You are viewing a plain text version of this content. The canonical link for it is here.

Posted to dev@arrow.apache.org by Wes McKinney <we...@gmail.com> on 2021/07/16 16:08:26 UTC

[DISCUSS][C++] Strategies for SIMD cross-compilation?

hi folks,

I had a conversation with the developers of xsimd last week in Paris
and was made aware that they are working on a substantial refactor of
xsimd to improve its usability for cross-compilation and
dynamic-dispatch based on runtime processor capabilities. The branch
with the refactor is located here:

https://github.com/xtensor-stack/xsimd/tree/feature/xsimd-refactoring

In particular, the simd batch API is changing from

template <class T, size_t N>
class batch;

to

template <class T, class arch>
class batch;

So rather than using xsimd::batch<uint32_t, 16> for an AVX512 batch,
you would do xsimd::batch<uint32_t, xsimd::arch::avx512> (or e.g.
neon/neon64 for ARM ISAs) and then access the batch size through the
batch::size static property.

A few comments for discussion / investigation:

* Firstly, we will have to prepare ourselves to migrate to this new
API in the future

* At some point, we will likely want to generate SIMD-variants of our
C++ math kernels usable via dynamic dispatch for each different CPU
support level. It would be beneficial to author as much code in an
ISA-independent fashion that can be cross-compiled to generate binary
code for each ISA. We should investigate whether the new approach in
xsimd will provide what we need or if we need to take a different
approach.

* We have some of our own dynamic dispatch code to enable runtime
function pointer selection based on available SIMD levels. Can we
benefit from any of the work that is happening in this xsimd refactor?

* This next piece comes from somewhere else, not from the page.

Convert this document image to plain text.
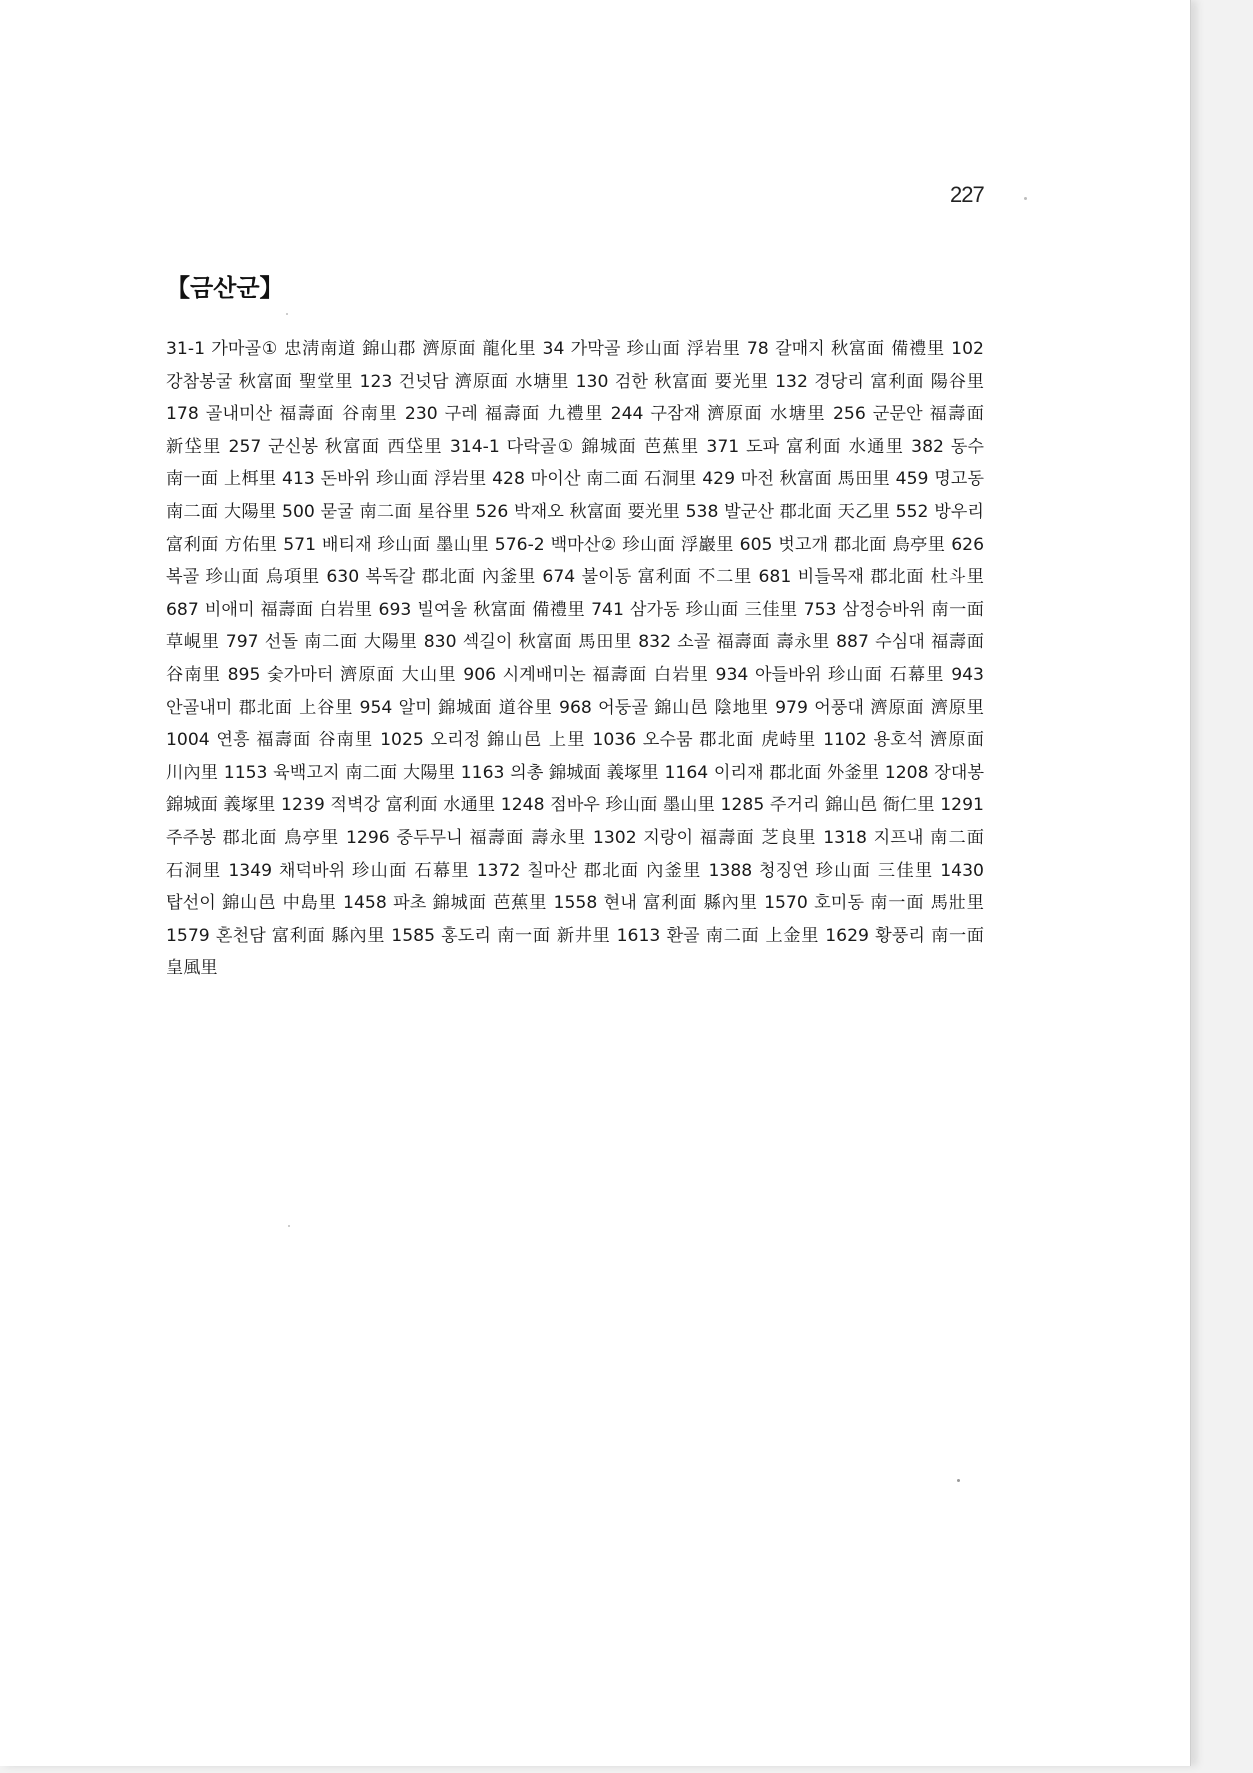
227
【금산군】
31-1 가마골① 忠淸南道 錦山郡 濟原面 龍化里 34 가막골 珍山面 浮岩里 78 갈매지 秋富面 備禮里 102 강참봉굴 秋富面 聖堂里 123 건넛담 濟原面 水塘里 130 검한 秋富面 要光里 132 경당리 富利面 陽谷里 178 골내미산 福壽面 谷南里 230 구레 福壽面 九禮里 244 구잠재 濟原面 水塘里 256 군문안 福壽面 新垈里 257 군신봉 秋富面 西垈里 314-1 다락골① 錦城面 芭蕉里 371 도파 富利面 水通里 382 동수 南一面 上栮里 413 돈바위 珍山面 浮岩里 428 마이산 南二面 石洞里 429 마전 秋富面 馬田里 459 명고동 南二面 大陽里 500 묻굴 南二面 星谷里 526 박재오 秋富面 要光里 538 발군산 郡北面 天乙里 552 방우리 富利面 方佑里 571 배티재 珍山面 墨山里 576-2 백마산② 珍山面 浮巖里 605 벗고개 郡北面 鳥亭里 626 복골 珍山面 烏項里 630 복독갈 郡北面 內釜里 674 불이동 富利面 不二里 681 비들목재 郡北面 杜斗里 687 비애미 福壽面 白岩里 693 빌여울 秋富面 備禮里 741 삼가동 珍山面 三佳里 753 삼정승바위 南一面 草峴里 797 선돌 南二面 大陽里 830 섹길이 秋富面 馬田里 832 소골 福壽面 壽永里 887 수심대 福壽面 谷南里 895 숯가마터 濟原面 大山里 906 시계배미논 福壽面 白岩里 934 아들바위 珍山面 石幕里 943 안골내미 郡北面 上谷里 954 알미 錦城面 道谷里 968 어둥골 錦山邑 陰地里 979 어풍대 濟原面 濟原里 1004 연흥 福壽面 谷南里 1025 오리정 錦山邑 上里 1036 오수뭄 郡北面 虎峙里 1102 용호석 濟原面 川內里 1153 육백고지 南二面 大陽里 1163 의총 錦城面 義塚里 1164 이리재 郡北面 外釜里 1208 장대봉 錦城面 義塚里 1239 적벽강 富利面 水通里 1248 점바우 珍山面 墨山里 1285 주거리 錦山邑 衙仁里 1291 주주봉 郡北面 鳥亭里 1296 중두무니 福壽面 壽永里 1302 지랑이 福壽面 芝良里 1318 지프내 南二面 石洞里 1349 채덕바위 珍山面 石幕里 1372 칠마산 郡北面 內釜里 1388 청징연 珍山面 三佳里 1430 탑선이 錦山邑 中島里 1458 파초 錦城面 芭蕉里 1558 현내 富利面 縣內里 1570 호미동 南一面 馬壯里 1579 혼천담 富利面 縣內里 1585 홍도리 南一面 新井里 1613 환골 南二面 上金里 1629 황풍리 南一面 皇風里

* We have some compute code (e.g. hash tables for aggregation / joins)
that uses explicit AVX2 intrinsics — can some of this code be ported
to use generic xsimd APIs or will we need to use a different
fundamental algorithm design to yield maximum efficiency for each SIMD
ISA?

Thanks,
Wes

Re: [DISCUSS][C++] Strategies for SIMD cross-compilation?

Posted by Wes McKinney <we...@gmail.com>.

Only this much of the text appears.